I have my surgical follow up next Friday, and they will probably remove the sutures from my chest tubes. My large incision is nearly a foot of nothing but dermabond and tape; my surgeon insisted that the residents closing me up take extra time and care to “make it pretty for the young lady,” with no ugly staple or suture marks. Thank you, Dr White!
The next week I have a follow up with the pulmonary oncologist, and hopefully we can work out a plan for next steps. Do we take out the thyroid and adrenal gland? Do we wait and watch? I say take them all; I have already had the worst, most painful surgery they can throw at me.
I will definitely have to have semi-annual scans whether I have more surgeries or not, but as of right now, it is nearly certain that my lung is already cured. I will most likely not need chemotherapy or radiation.
Last year was hard. The last quarter of last year was the hardest of all, and my primary care doctor and I worked to find a way to ease my depression and anxiety. Just after my bronchoscopy I started taking Buspar for anxiety. I planned to continue until surgery because it did help the anxiety some, even though it caused crazy vivid dreams when it wasn’t causing insomnia. The side effects were my reason for asking to try something else after surgery. At least, that was my plan.

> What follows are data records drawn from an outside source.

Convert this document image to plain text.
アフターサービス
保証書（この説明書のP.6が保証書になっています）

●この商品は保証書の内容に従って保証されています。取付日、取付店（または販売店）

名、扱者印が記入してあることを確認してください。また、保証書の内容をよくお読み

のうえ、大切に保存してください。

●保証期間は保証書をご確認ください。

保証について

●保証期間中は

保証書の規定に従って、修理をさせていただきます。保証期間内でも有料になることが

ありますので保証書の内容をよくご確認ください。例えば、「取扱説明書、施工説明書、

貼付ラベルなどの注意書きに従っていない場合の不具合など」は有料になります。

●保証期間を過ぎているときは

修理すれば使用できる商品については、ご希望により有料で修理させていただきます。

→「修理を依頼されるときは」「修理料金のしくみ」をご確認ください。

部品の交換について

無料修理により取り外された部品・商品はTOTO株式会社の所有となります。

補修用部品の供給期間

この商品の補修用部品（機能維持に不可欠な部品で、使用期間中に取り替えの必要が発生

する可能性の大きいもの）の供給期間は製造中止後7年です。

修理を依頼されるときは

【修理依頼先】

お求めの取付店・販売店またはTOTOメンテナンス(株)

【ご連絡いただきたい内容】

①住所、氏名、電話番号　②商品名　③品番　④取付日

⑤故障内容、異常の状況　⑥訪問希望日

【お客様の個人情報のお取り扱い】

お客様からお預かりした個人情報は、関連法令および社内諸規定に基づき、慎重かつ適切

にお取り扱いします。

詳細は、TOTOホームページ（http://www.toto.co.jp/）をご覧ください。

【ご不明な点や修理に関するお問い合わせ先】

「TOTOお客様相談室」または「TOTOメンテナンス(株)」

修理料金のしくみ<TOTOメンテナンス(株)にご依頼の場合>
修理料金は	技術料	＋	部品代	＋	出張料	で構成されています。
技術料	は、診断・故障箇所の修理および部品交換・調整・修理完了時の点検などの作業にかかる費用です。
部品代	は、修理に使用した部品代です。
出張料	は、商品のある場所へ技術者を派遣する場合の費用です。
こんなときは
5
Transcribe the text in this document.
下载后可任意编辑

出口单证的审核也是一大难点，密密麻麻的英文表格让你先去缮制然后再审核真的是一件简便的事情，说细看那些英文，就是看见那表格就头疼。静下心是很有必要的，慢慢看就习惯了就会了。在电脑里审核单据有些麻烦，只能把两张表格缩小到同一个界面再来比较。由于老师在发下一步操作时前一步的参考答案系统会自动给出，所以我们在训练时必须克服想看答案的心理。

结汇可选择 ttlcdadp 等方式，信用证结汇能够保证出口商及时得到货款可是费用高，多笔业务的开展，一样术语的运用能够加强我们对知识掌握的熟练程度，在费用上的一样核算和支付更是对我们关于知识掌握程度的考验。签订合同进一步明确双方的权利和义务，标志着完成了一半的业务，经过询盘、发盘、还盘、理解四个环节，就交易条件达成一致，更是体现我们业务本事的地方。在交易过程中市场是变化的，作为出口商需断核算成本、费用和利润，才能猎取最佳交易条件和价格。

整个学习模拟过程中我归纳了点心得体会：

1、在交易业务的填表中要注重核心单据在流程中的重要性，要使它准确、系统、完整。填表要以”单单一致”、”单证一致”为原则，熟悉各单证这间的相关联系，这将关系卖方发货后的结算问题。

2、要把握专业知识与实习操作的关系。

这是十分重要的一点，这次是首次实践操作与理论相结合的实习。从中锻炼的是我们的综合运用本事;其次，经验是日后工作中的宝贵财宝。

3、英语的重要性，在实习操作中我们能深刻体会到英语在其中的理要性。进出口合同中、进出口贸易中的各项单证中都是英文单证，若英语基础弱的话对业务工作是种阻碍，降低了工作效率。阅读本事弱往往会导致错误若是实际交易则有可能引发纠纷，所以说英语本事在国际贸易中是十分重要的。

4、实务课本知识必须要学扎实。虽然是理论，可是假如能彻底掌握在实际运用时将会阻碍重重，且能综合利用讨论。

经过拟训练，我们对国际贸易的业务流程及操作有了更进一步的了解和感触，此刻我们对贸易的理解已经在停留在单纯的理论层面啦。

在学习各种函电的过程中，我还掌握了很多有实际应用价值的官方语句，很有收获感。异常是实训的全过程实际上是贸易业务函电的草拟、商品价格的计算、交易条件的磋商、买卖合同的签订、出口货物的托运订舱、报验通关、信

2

Now I’m home from surgery and still taking the Buspar because it’s different. I’m different. It sounds so cheesy and laughable, but I feel like I have a new lease on life. I feel like I dodged a bullet, and it is one hundred percent attributable to my primary care doctor. I saw her yesterday, and thanked her.
So I keep taking Buspar, and I’m less anxious. I’m less depressed. It’s like they took part of the depression when they took that chunk of lung. I feel grateful, and I want to laugh at myself for becoming one of those born-again cancer survivors.
I am amazed at how I can look back at my life and see the good that came from bad things. I feel better. I have a wonderful husband. I’ve regained a friendship with someone I’ve known for over 25 years but grown apart from. I have blogger friends who have become pillars in my support system.
I am lucky. And I’m glad. Thank you.